In areas where even a light controlled burn can be dangerous to surrounding communities, forestry officials at the Massachusetts Division of Fish and Wildlife found that aggressive mechanical thinning of trees and understory can have a beneficial effect on rare wildlife. The Montague Plains Wildlife Management Area in west-central Massachusetts is one of the largest remaining inland, pitch pine-scrub oak habitats in the region. An open-canopy ecosystem that is normally adapted to frequent, low-intensity fires, the pitch pines took over the forest and closed the canopy after fire had been suppressed for many decades, leading to the decline or disappearance of more than two dozen species of butterflies, moths, and birds.

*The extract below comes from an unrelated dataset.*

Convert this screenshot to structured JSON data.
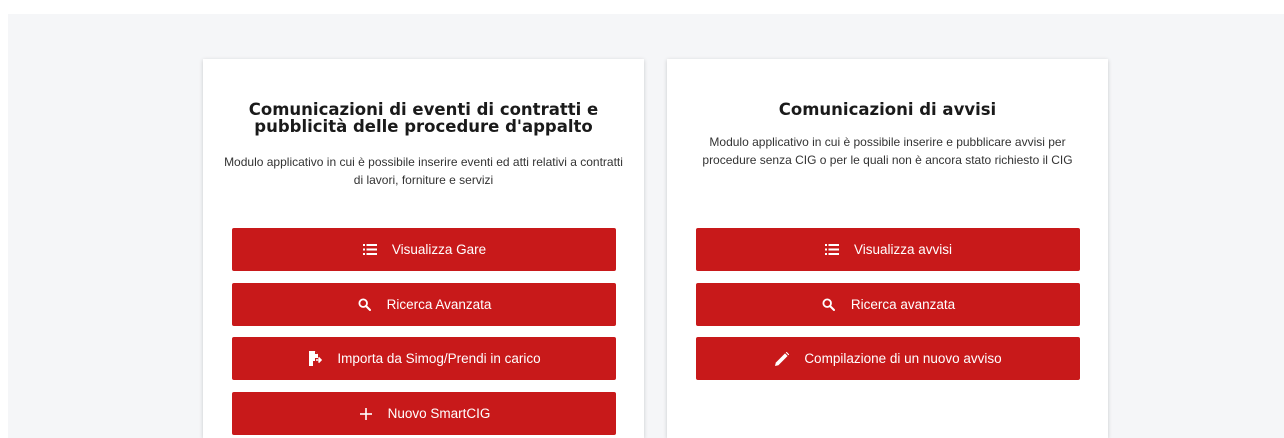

Since the nearby village of Lake Pleasant had been devastated by fires twice in the previous 125 years, there was great concern about instituting a controlled burn program to restore the habitat to its natural condition. As restoration ecologist Tim Simmons said, “If it has burned before, it’s going to burn again, and we didn’t want to do anything to cause that to happen.” And yet the closed-canopy forest and heavy fuel load in the understory had created the potential for a dangerous, unplanned crown fire.

So between 2005 and 2008, the forest was thinned by 70 percent, leaving trees spaced so that they cannot sustain a crown fire, and a great deal of the scrub oak understory was mowed to reduce the fuel load. The resulting landscape is similar to what would have followed from a stand-replacing crown fire. It is now a safer ecosystem, and many of the wildlife species that had disappeared have returned.

“It was instant gratification,” Simmons said. “As soon as we thinned, we saw the increase of several bird species, like American woodcock, ruffed grouse, and brown thrasher.” Prairie warblers, eastern towhees, and whippoorwills also quickly colonized treated areas, and populations of hognose snakes and box turtles benefited as well.

But it was the return of about a dozen species of butterflies and moths – indicators of the health of pine barrens – that best demonstrated that the thinning program was successful at restoring biodiversity. The newly created grassy openings sprouted hundreds of lupine plants, which were soon found by the frosted elfin butterfly, a species of special concern under the Massachusetts Endangered Species Act. The rare barrens buckmoth, which feeds exclusively on scrub oak at this latitude, returned in good numbers, too.

Simmons said that some species take a few years to recolonize historic locations, so he expects even more butterflies and moths will be turning up at the Montague Plains in the next few years.